Title: 

APD 040054

Significant Decision

Date: 

February 18, 2004

Issues: 

Disabilty/Existence-Duration, Extent of Injury

Table of Contents

APD 040054

This appeal arises pursuant to the Texas Workers’ Compensation Act, TEX. LAB. CODE ANN. § 401.001 et seq. (1989 Act). A contested case hearing (CCH) was held on December 15, 2003. The hearing officer determined that the respondent/cross-appellant’s (claimant) _____________,[1] compensable injury does include anxiety and depression, and that the claimant did not have disability beginning April 29, 2003, and continuing through October 1, 2003. The appellant/cross-respondent (carrier) appealed the extent-of-injury determination on sufficiency of the evidence grounds. The claimant appealed the adverse disability determination. The carrier responded to the claimant’s appeal, and urged affirmance of the disability determination. The claimant submitted an “Answer to the Carrier’s Response to Request for Review,” addressing disability again, but did not respond directly to the carrier’s appeal on extent of injury.

DECISION

Affirmed as corrected.

The claimant attached numerous duplicates of the documents that were submitted as evidence, as well as other documents that were not submitted as evidence at the CCH. In deciding whether the hearing officer’s decision is sufficiently supported by the evidence, we will only consider the evidence admitted at the hearing. We will not generally consider evidence that was not submitted into the record and raised for the first time on appeal. Texas Workers’ Compensation Commission Appeal No. 92255, decided July 27, 1992. To determine whether evidence offered for the first time on appeal requires that the case be remanded for further consideration, we consider whether it came to the appellant’s knowledge after the hearing, whether it is cumulative, whether it was through lack of diligence that it was not offered at the hearing, and whether it is so material that it would probably produce a different result. Texas Workers’ Compensation Commission Appeal No. 93111, decided March 29, 1993; Black v. Wills, 758 S.W.2d 809 (Tex. App.-Dallas 1988, no writ). We do not find that to be the case with the information which the claimant attached to her request for review and, consequently, we will not consider that information on appeal.

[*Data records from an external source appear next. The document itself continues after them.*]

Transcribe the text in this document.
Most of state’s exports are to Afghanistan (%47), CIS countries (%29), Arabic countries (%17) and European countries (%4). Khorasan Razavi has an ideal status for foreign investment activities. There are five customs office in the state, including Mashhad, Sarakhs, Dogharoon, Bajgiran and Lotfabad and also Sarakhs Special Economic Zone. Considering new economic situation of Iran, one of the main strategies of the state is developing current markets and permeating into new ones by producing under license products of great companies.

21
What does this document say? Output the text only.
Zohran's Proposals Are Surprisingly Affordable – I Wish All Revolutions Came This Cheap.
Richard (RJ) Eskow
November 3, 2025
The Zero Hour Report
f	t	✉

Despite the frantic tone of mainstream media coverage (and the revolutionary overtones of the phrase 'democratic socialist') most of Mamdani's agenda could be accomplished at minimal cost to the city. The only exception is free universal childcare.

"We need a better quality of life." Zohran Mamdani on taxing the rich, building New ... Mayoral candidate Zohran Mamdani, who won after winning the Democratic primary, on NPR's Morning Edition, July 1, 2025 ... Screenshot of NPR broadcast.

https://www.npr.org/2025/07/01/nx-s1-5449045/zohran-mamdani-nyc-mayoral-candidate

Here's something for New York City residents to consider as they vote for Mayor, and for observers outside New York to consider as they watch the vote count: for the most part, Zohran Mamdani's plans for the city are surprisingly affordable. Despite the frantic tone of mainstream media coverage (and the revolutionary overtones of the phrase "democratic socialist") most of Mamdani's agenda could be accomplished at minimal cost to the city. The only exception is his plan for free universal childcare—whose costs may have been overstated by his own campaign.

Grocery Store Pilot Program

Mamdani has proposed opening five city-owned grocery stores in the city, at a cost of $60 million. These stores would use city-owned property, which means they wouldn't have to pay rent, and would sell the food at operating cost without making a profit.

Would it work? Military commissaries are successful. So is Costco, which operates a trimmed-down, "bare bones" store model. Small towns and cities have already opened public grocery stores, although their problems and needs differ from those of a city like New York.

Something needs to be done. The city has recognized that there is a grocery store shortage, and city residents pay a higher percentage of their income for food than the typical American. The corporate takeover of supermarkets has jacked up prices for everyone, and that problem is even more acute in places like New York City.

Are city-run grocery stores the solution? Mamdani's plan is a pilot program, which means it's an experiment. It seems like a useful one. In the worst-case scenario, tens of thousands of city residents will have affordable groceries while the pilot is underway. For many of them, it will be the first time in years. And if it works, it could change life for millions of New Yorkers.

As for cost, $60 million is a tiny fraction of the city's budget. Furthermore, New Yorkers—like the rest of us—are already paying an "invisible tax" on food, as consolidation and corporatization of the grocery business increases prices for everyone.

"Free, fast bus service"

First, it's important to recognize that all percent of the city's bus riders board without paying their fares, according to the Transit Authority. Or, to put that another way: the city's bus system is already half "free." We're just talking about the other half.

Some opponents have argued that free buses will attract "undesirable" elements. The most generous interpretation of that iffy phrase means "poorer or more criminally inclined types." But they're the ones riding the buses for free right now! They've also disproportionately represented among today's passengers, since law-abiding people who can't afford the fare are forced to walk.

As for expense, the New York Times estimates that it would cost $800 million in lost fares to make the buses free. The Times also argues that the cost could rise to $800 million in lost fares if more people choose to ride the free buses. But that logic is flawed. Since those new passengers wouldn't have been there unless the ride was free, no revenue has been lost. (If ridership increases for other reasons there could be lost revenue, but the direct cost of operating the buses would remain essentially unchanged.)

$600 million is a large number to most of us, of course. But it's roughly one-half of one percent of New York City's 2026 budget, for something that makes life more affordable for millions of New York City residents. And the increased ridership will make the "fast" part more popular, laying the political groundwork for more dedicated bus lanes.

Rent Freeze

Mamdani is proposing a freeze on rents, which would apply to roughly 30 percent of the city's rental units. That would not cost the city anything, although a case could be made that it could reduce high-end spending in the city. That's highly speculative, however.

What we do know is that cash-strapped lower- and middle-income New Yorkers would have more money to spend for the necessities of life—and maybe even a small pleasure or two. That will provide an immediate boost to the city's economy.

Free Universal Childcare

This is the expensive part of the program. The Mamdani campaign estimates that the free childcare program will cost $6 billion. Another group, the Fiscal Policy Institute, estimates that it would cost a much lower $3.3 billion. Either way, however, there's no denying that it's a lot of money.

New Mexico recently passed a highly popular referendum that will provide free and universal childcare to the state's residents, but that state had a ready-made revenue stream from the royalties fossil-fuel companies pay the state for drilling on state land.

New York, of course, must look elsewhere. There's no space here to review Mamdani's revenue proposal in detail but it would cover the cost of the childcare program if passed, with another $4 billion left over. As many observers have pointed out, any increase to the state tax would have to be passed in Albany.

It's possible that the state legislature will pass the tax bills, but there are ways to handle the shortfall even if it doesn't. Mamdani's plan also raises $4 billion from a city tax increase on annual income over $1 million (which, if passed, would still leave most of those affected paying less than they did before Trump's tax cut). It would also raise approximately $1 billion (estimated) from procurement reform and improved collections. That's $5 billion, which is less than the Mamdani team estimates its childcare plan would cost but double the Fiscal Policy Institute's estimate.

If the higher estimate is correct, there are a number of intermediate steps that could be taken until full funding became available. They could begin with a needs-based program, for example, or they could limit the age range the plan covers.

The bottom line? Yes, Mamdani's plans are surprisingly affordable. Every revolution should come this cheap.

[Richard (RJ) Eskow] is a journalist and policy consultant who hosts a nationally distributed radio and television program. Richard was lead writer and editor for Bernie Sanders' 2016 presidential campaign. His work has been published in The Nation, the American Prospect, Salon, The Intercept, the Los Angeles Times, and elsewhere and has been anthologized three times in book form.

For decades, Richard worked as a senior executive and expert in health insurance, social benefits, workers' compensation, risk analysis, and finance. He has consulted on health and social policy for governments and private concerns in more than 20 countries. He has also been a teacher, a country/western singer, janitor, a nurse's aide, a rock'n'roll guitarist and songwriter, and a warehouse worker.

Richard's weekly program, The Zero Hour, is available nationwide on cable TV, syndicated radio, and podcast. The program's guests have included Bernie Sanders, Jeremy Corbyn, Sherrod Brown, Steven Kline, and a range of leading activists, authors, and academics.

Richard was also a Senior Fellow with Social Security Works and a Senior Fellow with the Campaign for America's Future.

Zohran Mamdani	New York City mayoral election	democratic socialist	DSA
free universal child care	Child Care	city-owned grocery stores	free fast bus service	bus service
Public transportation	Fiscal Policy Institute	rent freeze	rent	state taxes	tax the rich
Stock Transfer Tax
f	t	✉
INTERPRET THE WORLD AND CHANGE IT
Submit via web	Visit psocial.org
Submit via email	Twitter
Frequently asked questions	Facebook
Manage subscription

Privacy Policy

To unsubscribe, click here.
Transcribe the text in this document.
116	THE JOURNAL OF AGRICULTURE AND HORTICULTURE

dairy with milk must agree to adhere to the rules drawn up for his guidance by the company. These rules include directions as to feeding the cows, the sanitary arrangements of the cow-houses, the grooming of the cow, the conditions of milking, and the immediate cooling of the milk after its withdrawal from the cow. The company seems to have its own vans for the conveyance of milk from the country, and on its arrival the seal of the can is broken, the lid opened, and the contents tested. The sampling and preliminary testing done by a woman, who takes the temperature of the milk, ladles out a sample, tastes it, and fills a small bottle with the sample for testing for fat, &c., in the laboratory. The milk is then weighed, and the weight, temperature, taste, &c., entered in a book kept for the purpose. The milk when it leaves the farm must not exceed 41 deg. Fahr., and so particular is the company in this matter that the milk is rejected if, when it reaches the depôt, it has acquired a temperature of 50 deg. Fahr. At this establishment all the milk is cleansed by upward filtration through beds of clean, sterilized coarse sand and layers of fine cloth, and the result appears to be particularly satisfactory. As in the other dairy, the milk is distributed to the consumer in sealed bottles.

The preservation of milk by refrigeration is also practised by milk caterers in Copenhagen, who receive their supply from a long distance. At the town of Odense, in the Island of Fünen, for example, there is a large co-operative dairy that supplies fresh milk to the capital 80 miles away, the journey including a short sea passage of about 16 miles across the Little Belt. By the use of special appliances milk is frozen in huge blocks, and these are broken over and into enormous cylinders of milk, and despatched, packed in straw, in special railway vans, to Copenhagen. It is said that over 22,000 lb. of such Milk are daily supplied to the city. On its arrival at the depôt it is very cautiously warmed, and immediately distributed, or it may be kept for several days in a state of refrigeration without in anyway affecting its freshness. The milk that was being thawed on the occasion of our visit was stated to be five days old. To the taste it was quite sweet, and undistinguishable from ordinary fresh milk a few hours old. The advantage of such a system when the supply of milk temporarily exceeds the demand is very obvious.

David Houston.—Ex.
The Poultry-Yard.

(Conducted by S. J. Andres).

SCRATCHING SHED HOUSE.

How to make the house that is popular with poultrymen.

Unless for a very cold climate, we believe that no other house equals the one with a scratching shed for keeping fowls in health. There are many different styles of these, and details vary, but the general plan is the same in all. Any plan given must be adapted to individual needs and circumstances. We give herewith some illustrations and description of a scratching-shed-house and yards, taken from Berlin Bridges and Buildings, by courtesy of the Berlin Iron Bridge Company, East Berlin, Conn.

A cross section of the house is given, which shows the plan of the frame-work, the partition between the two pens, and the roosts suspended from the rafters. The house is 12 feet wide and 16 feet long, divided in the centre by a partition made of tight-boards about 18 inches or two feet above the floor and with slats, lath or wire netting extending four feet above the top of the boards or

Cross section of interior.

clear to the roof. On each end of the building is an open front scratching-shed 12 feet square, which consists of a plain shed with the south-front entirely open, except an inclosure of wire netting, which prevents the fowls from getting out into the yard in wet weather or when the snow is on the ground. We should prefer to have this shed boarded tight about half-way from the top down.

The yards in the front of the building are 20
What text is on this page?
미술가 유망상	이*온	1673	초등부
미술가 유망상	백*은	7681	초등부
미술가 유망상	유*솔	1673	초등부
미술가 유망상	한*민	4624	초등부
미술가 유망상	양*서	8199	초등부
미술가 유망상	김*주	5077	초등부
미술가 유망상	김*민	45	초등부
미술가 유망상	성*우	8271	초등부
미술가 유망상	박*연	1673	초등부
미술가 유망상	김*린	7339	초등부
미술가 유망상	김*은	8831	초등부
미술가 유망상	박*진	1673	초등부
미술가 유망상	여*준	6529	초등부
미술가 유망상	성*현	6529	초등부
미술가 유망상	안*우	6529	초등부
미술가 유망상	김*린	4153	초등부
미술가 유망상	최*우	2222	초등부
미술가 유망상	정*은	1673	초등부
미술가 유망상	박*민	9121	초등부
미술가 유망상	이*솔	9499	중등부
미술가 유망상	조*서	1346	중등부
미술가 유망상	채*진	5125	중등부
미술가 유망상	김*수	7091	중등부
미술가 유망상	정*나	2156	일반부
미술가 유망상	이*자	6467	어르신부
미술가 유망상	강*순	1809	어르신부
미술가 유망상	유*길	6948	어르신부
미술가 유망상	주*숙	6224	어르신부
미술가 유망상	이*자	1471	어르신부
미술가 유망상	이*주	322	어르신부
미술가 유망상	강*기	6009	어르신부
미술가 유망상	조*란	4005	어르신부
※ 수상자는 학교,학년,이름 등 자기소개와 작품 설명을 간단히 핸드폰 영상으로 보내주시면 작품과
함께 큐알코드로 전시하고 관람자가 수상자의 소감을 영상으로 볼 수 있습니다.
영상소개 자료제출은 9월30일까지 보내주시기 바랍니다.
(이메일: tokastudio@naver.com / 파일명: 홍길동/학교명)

Whether the compensable injury extended to include anxiety and depression and whether the claimant had disability presented fact questions for the hearing officer to determine based on the evidence presented. The hearing officer is the sole judge of the weight and credibility of the evidence. Section 410.165(a). This is equally true regarding medical evidence. Texas Employers Insurance Association v. Campos, 666 S.W.2d 286 (Tex. App.-Houston [14th Dist.] 1984, no writ). As the finder of fact, the hearing officer resolves the conflicts in the evidence and determines what facts have been established. Although there is conflicting evidence in this case, the hearing officer determined that the claimant’s anxiety and depression are included in her compensable injury. On appeal, the carrier essentially argues the same matters that were argued to the hearing officer at the hearing. We conclude that the hearing officer’s extent-of-injury decision is supported by sufficient evidence and that it is not so against the great weight and preponderance of the evidence as to be clearly wrong and unjust. Cain v. Bain, 709 S.W.2d 175 (Tex. 1986). There is likewise sufficient evidence to support the hearing officer’s determination that the claimant did not prove that she had disability for the period in dispute at this CCH.

We affirm the decision and order of the hearing officer, as corrected.

The true corporate name of the insurance carrier is AMERICAN HOME ASSURANCE COMPANY and the name and address of its registered agent for service of process is

CORPORATION SERVICE COMPANY

800 BRAZOS, SUITE 750, COMMODORE 1

AUSTIN, TEXAS 78701.

Michael B. McShane

Appeals Panel

Manager-Judge

CONCUR:

Chris Cowan – Appeals Judge

Margaret L. Turner – Appeals Judge

  1. Although the parties entered into a stipulation that “there was a prior [CCH] where it was decided that Claimant sustained a compensable injury on __________, and that decision has become final,” the carrier attached to its request for review a copy of the decision and order from the prior CCH, as well as the Appeals Panel decision following that CCH, which both establish that the parties were in error concerning the date of injury. The correct date of injury in this case is _____________, as found by the hearing officer in the prior CCH and affirmed in Texas Workers’ Compensation Commission Appeal No. 030468, decided April 11, 2003. All references to the date of injury are changed to read “_____________.”